Pointer to growing displeasure with govt’s India policy
THE comments made recently by two key figures of the Awami League-led ruling alliance — Workers’ Party of Bangladesh president Rashed Khan Menon and Jatiya Party chairman HM Ershad — about the actions and attitudes of the advisers to the prime minister vis-à-vis Bangladesh’s dealings with India, uncannily identical as they are, bring into focus, yet again, the question of these advisers’ accountability in particular and the government’s India policy in general. On Sunday, according to a report published in New Age on Monday, when addressing the House, Menon said the ‘way the advisers talk’ seemed to suggest that ‘they are no advisers to the [Bangladesh] prime minister; rather, they are advisers to the Indian prime minister, Manmohan Singh. The very next day, according to a report published in New Age on Tuesday, when addressing a street rally as part of his party’s long march from Dhaka to Feni, Ershad, a key ally of the AL-led government, said that ‘these advisers are not for Bangladesh, they are people of India’ and that ‘they do not talk for Bangladesh, they talk for India’, adding that ‘there is no need to have such advisers.’ The statements of Menon and Ershad seem to encapsulate increasing public displeasure with the advisers on the one hand and the government’s dealings with India on the other.

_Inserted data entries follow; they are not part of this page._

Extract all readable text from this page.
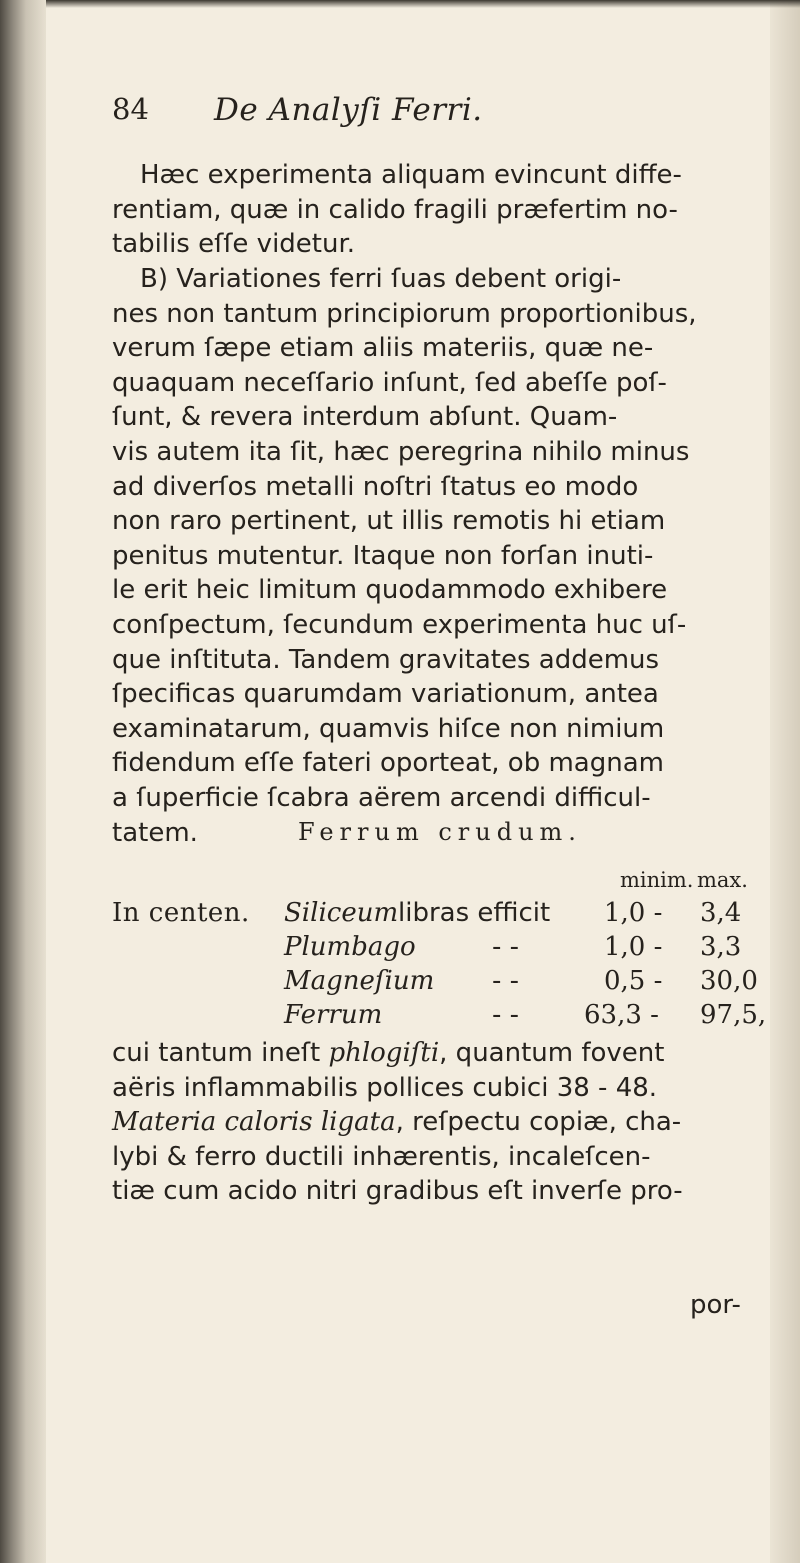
84 De Analyſi Ferri.
Hæc experimenta aliquam evincunt diffe-
rentiam, quæ in calido fragili præfertim no-
tabilis eſſe videtur.
B) Variationes ferri ſuas debent origi-
nes non tantum principiorum proportionibus,
verum ſæpe etiam aliis materiis, quæ ne-
quaquam neceſſario inſunt, ſed abeſſe poſ-
ſunt, & revera interdum abſunt. Quam-
vis autem ita ſit, hæc peregrina nihilo minus
ad diverſos metalli noſtri ſtatus eo modo
non raro pertinent, ut illis remotis hi etiam
penitus mutentur. Itaque non forſan inuti-
le erit heic limitum quodammodo exhibere
conſpectum, ſecundum experimenta huc uſ-
que inſtituta. Tandem gravitates addemus
ſpecificas quarumdam variationum, antea
examinatarum, quamvis hiſce non nimium
fidendum eſſe fateri oporteat, ob magnam
a ſuperficie ſcabra aërem arcendi difficul-
tatem.	Ferrum crudum.
minim. max.
In centen. Siliceum libras efficit 1,0 - 3,4
Plumbago	- -	1,0 - 3,3
Magneſium - -	0,5 - 30,0
Ferrum	- - 63,3 - 97,5,
cui tantum ineſt phlogiſti, quantum fovent
aëris inflammabilis pollices cubici 38 - 48.
Materia caloris ligata, reſpectu copiæ, cha-
lybi & ferro ductili inhærentis, incaleſcen-
tiæ cum acido nitri gradibus eſt inverſe pro-
por-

Notably, on more occasions than one in the past three years or so, the international affairs adviser, Gowher Rizvi, and the economic adviser, Mashiur Rahman, have made statements on issues related to the Bangladesh-India relations that have not gone down well with the people at large, especially the politically conscious sections of society. For example, at the height of the controversy over transit to India, Mashiur said in March 2011 imposing charges for shipment of Indian goods through Bangladesh would be ‘uncivilised’. Similarly, in the midst of intense public anger over India’s decision to go ahead with the construction of the Tipaimukh Dam on the trans-boundary river Barak, which, according to experts and environmentalists in both Bangladesh and India, would wreak havoc on the life and livelihood of the people on either side of the border, Rizvi commented that Bangladesh could benefit from the hydroelectric project. Such conclusions have naturally raised questions as to where the allegiance of these advisers lies.
Most importantly, such identical conclusions from ideologically and politically disparate sources within the ruling alliance should be an eye-opener for the incumbents as to how the people in general view its India policy and how unhappy they have become. Hence, besides reining in the advisers, the incumbents need to seriously rethink its policy towards India.